Taste is simpler. There are dedicated receptor proteins in taste buds tuned to recognize different types of chemicals. The way they’re wired into the brain dictates what detecting those chemicals mean. There’s a receptor that recognizes sugars and chemicals we know as sweeteners. There’s another group of receptors that recognize alkaloids and other chemicals for bitterness. Then there’s salt, and sour, and umami. And that’s about it.
There’s also an innate “hedonic valence.” Basically: Do you like it or not? If you give sugar to a baby, they will smack their lips and smile if they’re old enough. It’s innately appetizing and pleasant. If you give the baby a pure bitter compound, they will grimace and stick their tongue out and try to get it out of their mouth. It is innately aversive, and that’s because a lot of bitter-tasting compounds are poisonous.
How is smell more complicated?
For the most part, smell is about learning. There are cells with specialized receptors in your nose—we have about 400 different odorant receptor genes—but sensing is more about pattern recognition. If you get the aroma of pizza, which has a bunch of different chemicals, our best understanding is that they’re activating receptors to different degrees. That elicits a pattern that your brain had previously learned to associate with pizza, because when you first smelled it, you were sitting in front of a pizza.
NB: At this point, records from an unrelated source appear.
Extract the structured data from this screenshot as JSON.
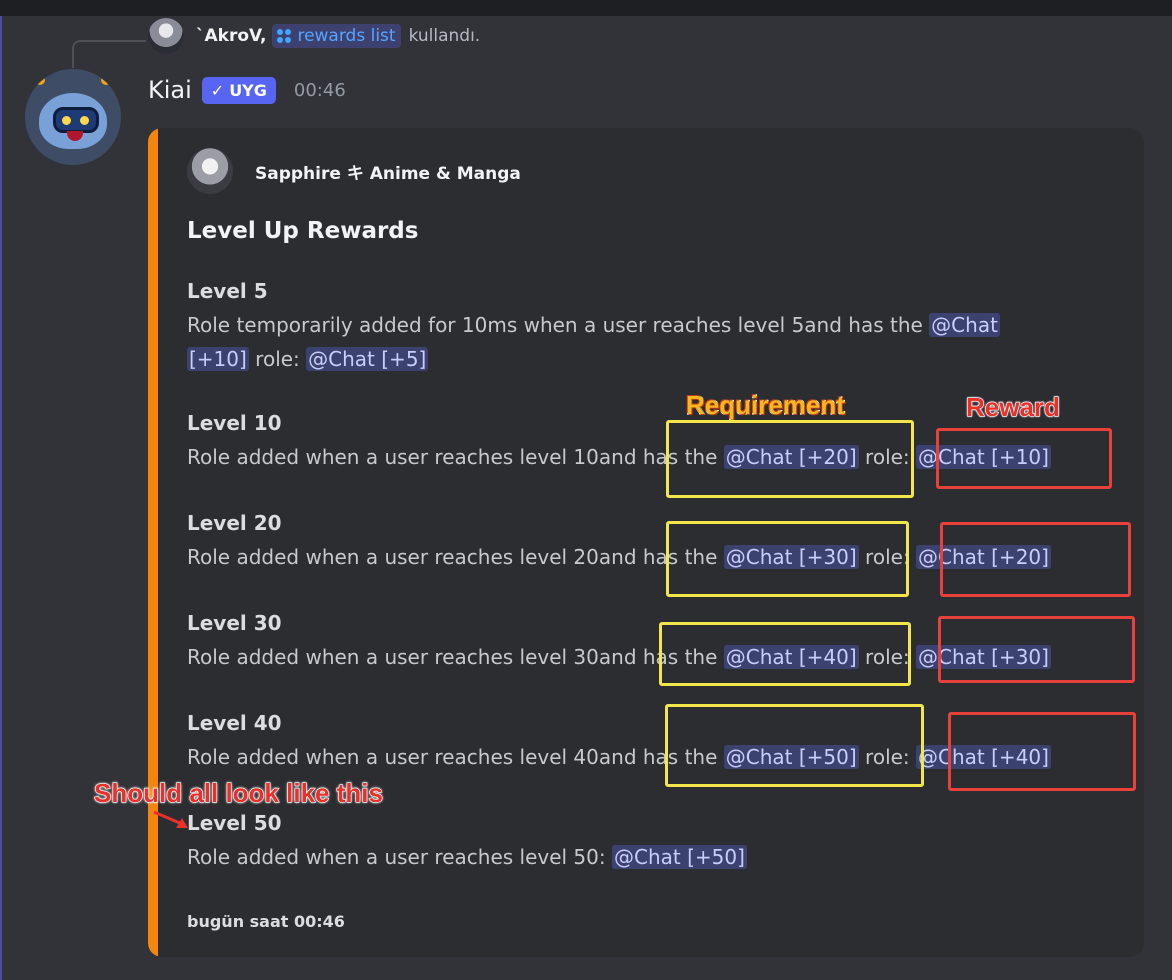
{
  "reply": {
    "user": "`AkroV,",
    "command": "rewards list",
    "action": "kullandı."
  },
  "message": {
    "author": "Kiai",
    "badge": "UYG",
    "badge_check": "✓",
    "timestamp": "00:46"
  },
  "embed": {
    "accent_color": "#f4850d",
    "server_name": "Sapphire キ Anime & Manga",
    "title": "Level Up Rewards",
    "levels": [
      {
        "title": "Level 5",
        "text_pre": "Role temporarily  added for 10ms when a user reaches level 5and has the ",
        "req_role_a": "@Chat",
        "req_role_b": "[+10]",
        "text_mid": " role: ",
        "reward_role": "@Chat [+5]"
      },
      {
        "title": "Level 10",
        "text_pre": "Role  added when a user reaches level 10and has the ",
        "req_role": "@Chat [+20]",
        "text_mid": " role: ",
        "reward_role": "@Chat [+10]"
      },
      {
        "title": "Level 20",
        "text_pre": "Role  added when a user reaches level 20and has the ",
        "req_role": "@Chat [+30]",
        "text_mid": " role: ",
        "reward_role": "@Chat [+20]"
      },
      {
        "title": "Level 30",
        "text_pre": "Role  added when a user reaches level 30and has the ",
        "req_role": "@Chat [+40]",
        "text_mid": " role: ",
        "reward_role": "@Chat [+30]"
      },
      {
        "title": "Level 40",
        "text_pre": "Role  added when a user reaches level 40and has the ",
        "req_role": "@Chat [+50]",
        "text_mid": " role: ",
        "reward_role": "@Chat [+40]"
      },
      {
        "title": "Level 50",
        "text_pre": "Role  added when a user reaches level 50: ",
        "reward_role": "@Chat [+50]"
      }
    ],
    "footer": "bugün saat 00:46"
  },
  "annotations": {
    "requirement": "Requirement",
    "reward": "Reward",
    "should": "Should all look like this",
    "requirement_color": "#f2e64a",
    "reward_color": "#e8403a"
  }
}
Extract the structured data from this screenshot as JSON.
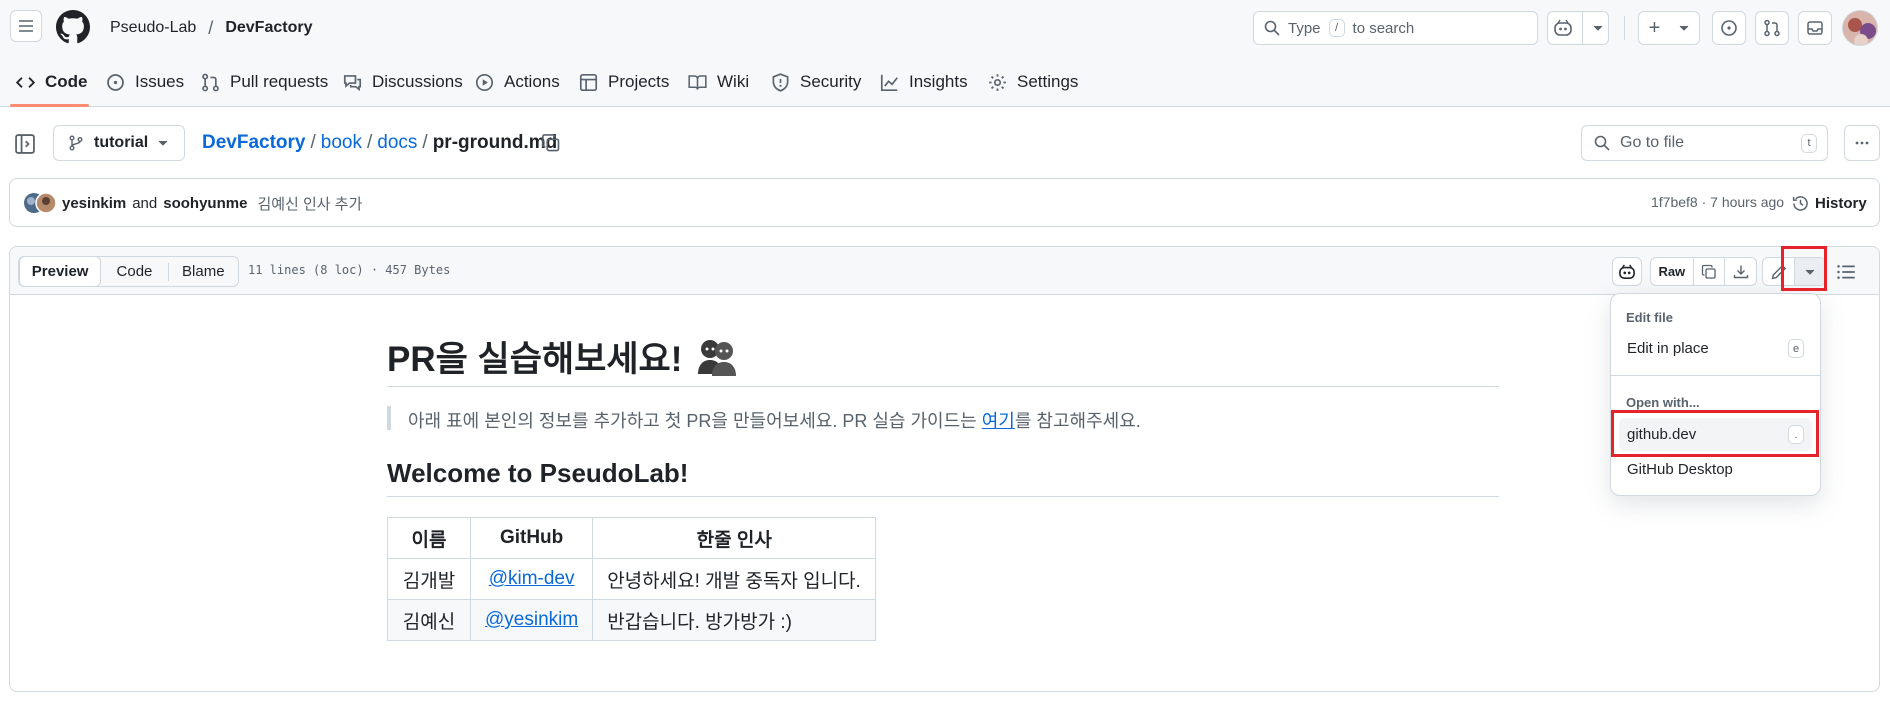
{
  "header": {
    "owner": "Pseudo-Lab",
    "separator": "/",
    "repo": "DevFactory",
    "search_placeholder_pre": "Type",
    "search_key": "/",
    "search_placeholder_post": "to search",
    "plus_label": "+"
  },
  "nav": {
    "code": "Code",
    "issues": "Issues",
    "pull_requests": "Pull requests",
    "discussions": "Discussions",
    "actions": "Actions",
    "projects": "Projects",
    "wiki": "Wiki",
    "security": "Security",
    "insights": "Insights",
    "settings": "Settings"
  },
  "file_header": {
    "branch": "tutorial",
    "path_repo": "DevFactory",
    "path_1": "book",
    "path_2": "docs",
    "file_name": "pr-ground.md",
    "slash": "/",
    "go_to_file": "Go to file",
    "go_to_file_key": "t"
  },
  "commit": {
    "author_1": "yesinkim",
    "and": "and",
    "author_2": "soohyunme",
    "message": "김예신 인사 추가",
    "hash_time": "1f7bef8 · 7 hours ago",
    "history": "History"
  },
  "toolbar": {
    "preview": "Preview",
    "code": "Code",
    "blame": "Blame",
    "file_info": "11 lines (8 loc) · 457 Bytes",
    "raw": "Raw"
  },
  "content": {
    "title": "PR을 실습해보세요!",
    "quote_pre": "아래 표에 본인의 정보를 추가하고 첫 PR을 만들어보세요. PR 실습 가이드는 ",
    "quote_link": "여기",
    "quote_post": "를 참고해주세요.",
    "h2": "Welcome to PseudoLab!",
    "table": {
      "headers": [
        "이름",
        "GitHub",
        "한줄 인사"
      ],
      "rows": [
        [
          "김개발",
          "@kim-dev",
          "안녕하세요! 개발 중독자 입니다."
        ],
        [
          "김예신",
          "@yesinkim",
          "반갑습니다. 방가방가 :)"
        ]
      ]
    }
  },
  "dropdown": {
    "edit_file_heading": "Edit file",
    "edit_in_place": "Edit in place",
    "edit_in_place_key": "e",
    "open_with_heading": "Open with...",
    "github_dev": "github.dev",
    "github_dev_key": ".",
    "github_desktop": "GitHub Desktop"
  },
  "colors": {
    "accent_link": "#0969da",
    "nav_underline": "#fd8c73",
    "highlight_box": "#e5232b",
    "border": "#d1d9e0"
  }
}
So, in smell chemistry, a handful of receptors combine for an almost infinite number of patterns?
Exactly. The term that we use is “combinatorial coding.” Also, chemicals might activate the same receptor but do so to different degrees. And we don’t understand all of it, because
we only look in certain parts of the brain well enough to see those patterns.
Given that the brain wiring of smell is so complicated, how do you study it?
We tend to work with “monomolecular” odor-ants. Single chemicals like isoamyl acetate, which you would recognize if you’ve ever smelled banana candy. Another is R-(-)- and S-(+)-carvone. They are chemically identical enantiomers, or left-handed or right-handed mirrors of each other, but one smells like spearmint and the other smells like caraway seeds.



How do our chemical senses affect the rest of the body?
There’s a question about how much interplay there is in taste recognition of nutrients and your body preparing to metabolize those nutrients. How much do your nutritional needs feed back to the taste system to affect your dietary choices?
Do you have advice for students for whom chemistry may not be clicking?
It's not something to be afraid of. Chemistry is something to define your relationship with. We are bags of chemicals, and everything we're interacting with involves chemistry.